Susan Liu, associate director of women’s services at Garden of Hope, has worked with 650 women since the organization launched its anti-trafficking program. She said they were women aged 30 to 40, and about 98 percent of them didn’t speak any English, and that one out of three admitted to being trafficking victims. The number could be higher, said Liu, because not all women liked to talk about their experiences of being trafficked.
However, assemblyman Ron Kim said that confusing sex work and sex trafficking has detrimental effects on sex workers, because not all of them are trafficked. He said that nonprofits are not the effective solution to the challenges sex workers face and that workers are forced to engage in the sex trade because of a failing economy that does not provide enough opportunities. Decriminalizing sex work, Kim said, will focus government resources on helping sex workers, rather than cracking down on the massage businesses.
“It’s easier to say everyone’s trafficked. Let’s go rescue them, and let’s pay some nonprofit to do some religious work to save their moralities,” said Kim. “They don’t want to be saved. They just want rights and opportunities to survive.”
Though widely recognized in local politics and in the press, Red Canary Song has had a hard time attracting Chinese immigrant sex workers because of its activist nature. These workers’ immediate concern is to have a safe working environment and earn enough to pay bills, so they refrain from getting noticed or challenging authority.

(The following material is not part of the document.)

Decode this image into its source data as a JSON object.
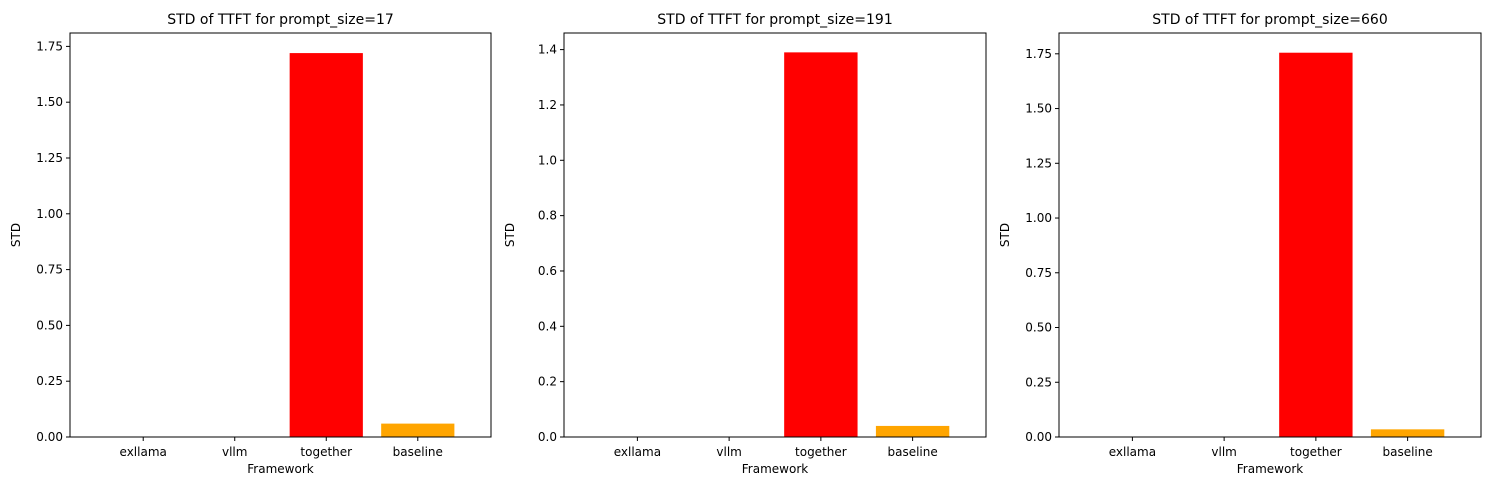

In Chinese culture, sex work is heavily stigmatized. Chinese sex workers do not want to participate in activities where they have to be identified as sex workers, even though the activities may be potentially beneficial for them, said Kate Zen, the founder of Red Canary Song. The organization’s priority is to determine how to best align both their advocacy work and community outreach.
“Sex workers themselves are the best resource in any discussion of policy or programing or next step, because sex workers know their needs best,” Majic said. “Listening to what sex workers have to say in culturally competent, language-appropriate, and nonjudgmental ways is the key starting point for addressing this issue.”

One of the exhibitions at the pop-up show is a collection of photographs, sketches, calligraphies and ceremonial tributes from the vigil for Yang Song, a Chinese sex worker who worked at a massage parlor in Flushing and died in 2017 after falling from a building during a police raid. “Avenge Yang Song” was written on a red handkerchief beneath a bag of rice tribute.
“Through this exhibition, we want to stay true to our ethos to make sure that sex workers themselves are still at the center of that,” said Sebastian Köhn, program director of Open Society Foundations. “We saw this as an opportunity to pull in a larger audience. We want people to come in and be challenged through the art to see that sex work is actually quite complex.”